'Jesus House' Gives Freed Inmates a Second Chance in Indianapolis

Evangelist William Bumphus helps ex-offenders find new life

by Carol Shepard

Almost a year ago it was no more than a neighborhood eyesore, covered in graffiti–a boarded-up crack house that had been vacant 15 years. Now the two-story building in northwest Indianapolis boasts a new life, trumpeted to passersby by a small red and white sign that reads: "The Jesus House."

Although its residents are ex-offenders just discharged from prison, there are no drugs here. And the only party going on inside this house is what residents call "a Holy Ghost party."

An aftercare shelter for Christian men just released from prison, The Jesus House is more than that to its founder, prison evangelist William Bumphus. It’s a place of restoration for ex-offenders who found salvation while behind bars.
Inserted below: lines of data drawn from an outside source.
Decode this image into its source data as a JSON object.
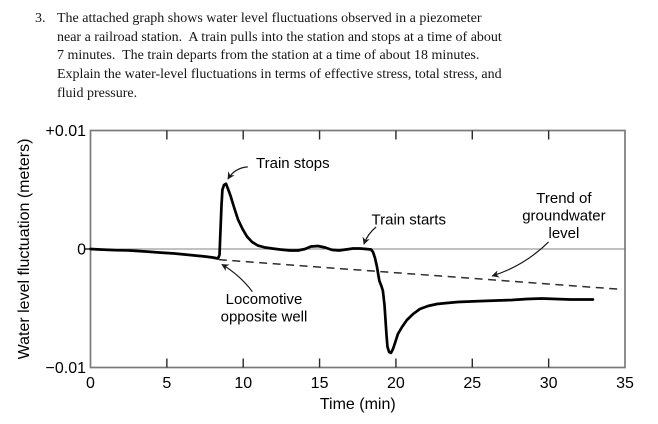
{
  "question": {
    "number": "3.",
    "lines": [
      "The attached graph shows water level fluctuations observed in a piezometer",
      "near a railroad station.  A train pulls into the station and stops at a time of about",
      "7 minutes.  The train departs from the station at a time of about 18 minutes.",
      "Explain the water-level fluctuations in terms of effective stress, total stress, and",
      "fluid pressure."
    ]
  },
  "chart_data": {
    "type": "line",
    "title": "",
    "xlabel": "Time (min)",
    "ylabel": "Water level fluctuation (meters)",
    "xlim": [
      0,
      35
    ],
    "ylim": [
      -0.01,
      0.01
    ],
    "xticks": [
      0,
      5,
      10,
      15,
      20,
      25,
      30,
      35
    ],
    "xtick_labels": [
      "0",
      "5",
      "10",
      "15",
      "20",
      "25",
      "30",
      "35"
    ],
    "yticks": [
      0.01,
      0,
      -0.01
    ],
    "ytick_labels": [
      "+0.01",
      "0",
      "−0.01"
    ],
    "grid": false,
    "legend": "none",
    "series": [
      {
        "name": "water level fluctuation",
        "points": [
          [
            0,
            0
          ],
          [
            0.6,
            -4e-05
          ],
          [
            1.6,
            -0.0001
          ],
          [
            2.6,
            -0.00013
          ],
          [
            3.6,
            -0.00021
          ],
          [
            4.6,
            -0.0003
          ],
          [
            5.5,
            -0.00038
          ],
          [
            6.5,
            -0.00051
          ],
          [
            7.5,
            -0.00063
          ],
          [
            8.0,
            -0.00072
          ],
          [
            8.35,
            -0.0008
          ],
          [
            8.45,
            -0.0005
          ],
          [
            8.51,
            0.0016
          ],
          [
            8.58,
            0.0037
          ],
          [
            8.64,
            0.005
          ],
          [
            8.74,
            0.0054
          ],
          [
            8.87,
            0.0055
          ],
          [
            9.0,
            0.0051
          ],
          [
            9.17,
            0.0045
          ],
          [
            9.4,
            0.0035
          ],
          [
            9.66,
            0.0025
          ],
          [
            9.95,
            0.0017
          ],
          [
            10.25,
            0.00105
          ],
          [
            10.58,
            0.00059
          ],
          [
            10.97,
            0.00029
          ],
          [
            11.43,
            0.00013
          ],
          [
            11.89,
            4e-05
          ],
          [
            12.41,
            -4e-05
          ],
          [
            13.06,
            -0.00013
          ],
          [
            13.59,
            -0.00013
          ],
          [
            14.05,
            0
          ],
          [
            14.44,
            0.00021
          ],
          [
            14.9,
            0.00025
          ],
          [
            15.36,
            0.00013
          ],
          [
            15.81,
            -8e-05
          ],
          [
            16.27,
            -0.00013
          ],
          [
            16.73,
            -4e-05
          ],
          [
            17.19,
            4e-05
          ],
          [
            17.65,
            4e-05
          ],
          [
            18.04,
            0
          ],
          [
            18.37,
            -4e-05
          ],
          [
            18.5,
            -0.00025
          ],
          [
            18.63,
            -0.00076
          ],
          [
            18.76,
            -0.00152
          ],
          [
            18.86,
            -0.00228
          ],
          [
            18.92,
            -0.0027
          ],
          [
            19.05,
            -0.00312
          ],
          [
            19.15,
            -0.00354
          ],
          [
            19.25,
            -0.00473
          ],
          [
            19.32,
            -0.00599
          ],
          [
            19.38,
            -0.00726
          ],
          [
            19.45,
            -0.00827
          ],
          [
            19.55,
            -0.00869
          ],
          [
            19.68,
            -0.00877
          ],
          [
            19.81,
            -0.00844
          ],
          [
            19.94,
            -0.00793
          ],
          [
            20.13,
            -0.00717
          ],
          [
            20.4,
            -0.00658
          ],
          [
            20.72,
            -0.00599
          ],
          [
            21.12,
            -0.00549
          ],
          [
            21.57,
            -0.00506
          ],
          [
            22.1,
            -0.00481
          ],
          [
            22.69,
            -0.00464
          ],
          [
            23.34,
            -0.00456
          ],
          [
            24.06,
            -0.00447
          ],
          [
            24.85,
            -0.00443
          ],
          [
            25.7,
            -0.00439
          ],
          [
            26.62,
            -0.00435
          ],
          [
            27.6,
            -0.0043
          ],
          [
            28.58,
            -0.00422
          ],
          [
            29.56,
            -0.00418
          ],
          [
            30.48,
            -0.00422
          ],
          [
            31.4,
            -0.00426
          ],
          [
            32.18,
            -0.00426
          ],
          [
            32.9,
            -0.00426
          ]
        ]
      }
    ],
    "trend_line": {
      "name": "Trend of groundwater level",
      "style": "dashed",
      "start": [
        8.4,
        -0.0009
      ],
      "end": [
        34.7,
        -0.0034
      ]
    },
    "zero_line": true,
    "annotations": [
      {
        "id": "train-stops",
        "lines": [
          "Train stops"
        ],
        "label_pos": {
          "t": 13.25,
          "v": 0.00684
        },
        "arrow": {
          "from": {
            "t": 10.3,
            "v": 0.00693
          },
          "to": {
            "t": 9.0,
            "v": 0.0059
          },
          "bend": 6
        }
      },
      {
        "id": "locomotive-opposite-well",
        "lines": [
          "Locomotive",
          "opposite well"
        ],
        "label_pos": {
          "t": 11.36,
          "v": -0.00464
        },
        "arrow": {
          "from": {
            "t": 10.6,
            "v": -0.0036
          },
          "to": {
            "t": 8.6,
            "v": -0.0013
          },
          "bend": 4
        }
      },
      {
        "id": "train-starts",
        "lines": [
          "Train starts"
        ],
        "label_pos": {
          "t": 20.84,
          "v": 0.00208
        },
        "arrow": {
          "from": {
            "t": 18.7,
            "v": 0.00186
          },
          "to": {
            "t": 17.9,
            "v": 0.0004
          },
          "bend": 3
        }
      },
      {
        "id": "trend-of-groundwater-level",
        "lines": [
          "Trend of",
          "groundwater",
          "level"
        ],
        "label_pos": {
          "t": 31.0,
          "v": 0.00388
        },
        "arrow": {
          "from": {
            "t": 30.0,
            "v": 0.0006
          },
          "to": {
            "t": 26.3,
            "v": -0.00228
          },
          "bend": -8
        }
      }
    ],
    "colors": {
      "curve": "#000000",
      "frame": "#7a7a7a",
      "zero_line": "#9c9c9c",
      "trend": "#2e2e2e",
      "arrow": "#1a1a1a",
      "text": "#000000",
      "background": "#ffffff"
    }
  }
}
"I’m looking for men who want to serve God–those ‘sold out’ Christians," said Bumphus, who has led thousands of inmates to Christ. He established his Jesus Inside Prison Ministry soon after his release from prison 19 years ago.

The Jesus House is a sorely needed answer to the nation’s serious recidivism rate. Too many inmates return to prison because they leave with no more than a probation card, $50 and a bus ticket. Unless they’re discipled in the faith and offered lodging and employment assistance, the men, Bumphus knows, will most likely return to crime.

His vision for the facility was born in 1984 after a similar halfway house he started failed. "I learned the hard way you can’t mix street people and prisoners," Bumphus said.

In July 1997 the building was purchased with funding from local pastors. But neighbors opposed the home, and Bumphus had to install the furnace and plumbing himself.

Bumphus’ first guest arrived the next month, but the house wasn’t ready. Robert Weddington, 53, had just been discharged from a 12-year drug sentence. Weddington volunteered to help remodel the house, and today he serves as resident director.

"A Christian in prison spends 80 percent of his time praising God and studying the Word," Weddington said. "But when you leave prison, there is so much stress-mostly from trying to find a job."

Mark Barmes, 39, is one of the newest residents of The Jesus House. After serving more than four years of a 10-year child molesting sentence, Barmes moved to the facility in April.

Prison life had taken its toll on Barmes. He lost his family and a job making $80,000 a year. After prison he took a severe pay cut, had no transportation and lived in a hotel.

"Sometimes I feel all alone in this world," Barmes said. "But I can be myself at The Jesus House." Currently Barmes and Weddington are studying the Book of Proverbs together.

Weddington and Bumphus have implemented a strict program that provides a bridge Christian ex-offenders need. It offers safety, fellowship, accountability and time to adjust to civilian life.

"Seventy percent of their time here they’re in church or Bible-oriented discussions," Weddington said. Employment and residency referrals are also provided.

"It’s easier living inside prison than on the outside," Bumphus added. "The average guy in prison goes to church every day for seven years. When he gets out the church doors are only open once a week. Most prisoners don’t make it."

Bumphus believes a stay at The Jesus House–even though it is temporary–will keep men from returning to prison. "The devil doesn’t want these men to have power," he said. "We teach these guys how to be victorious in Christ."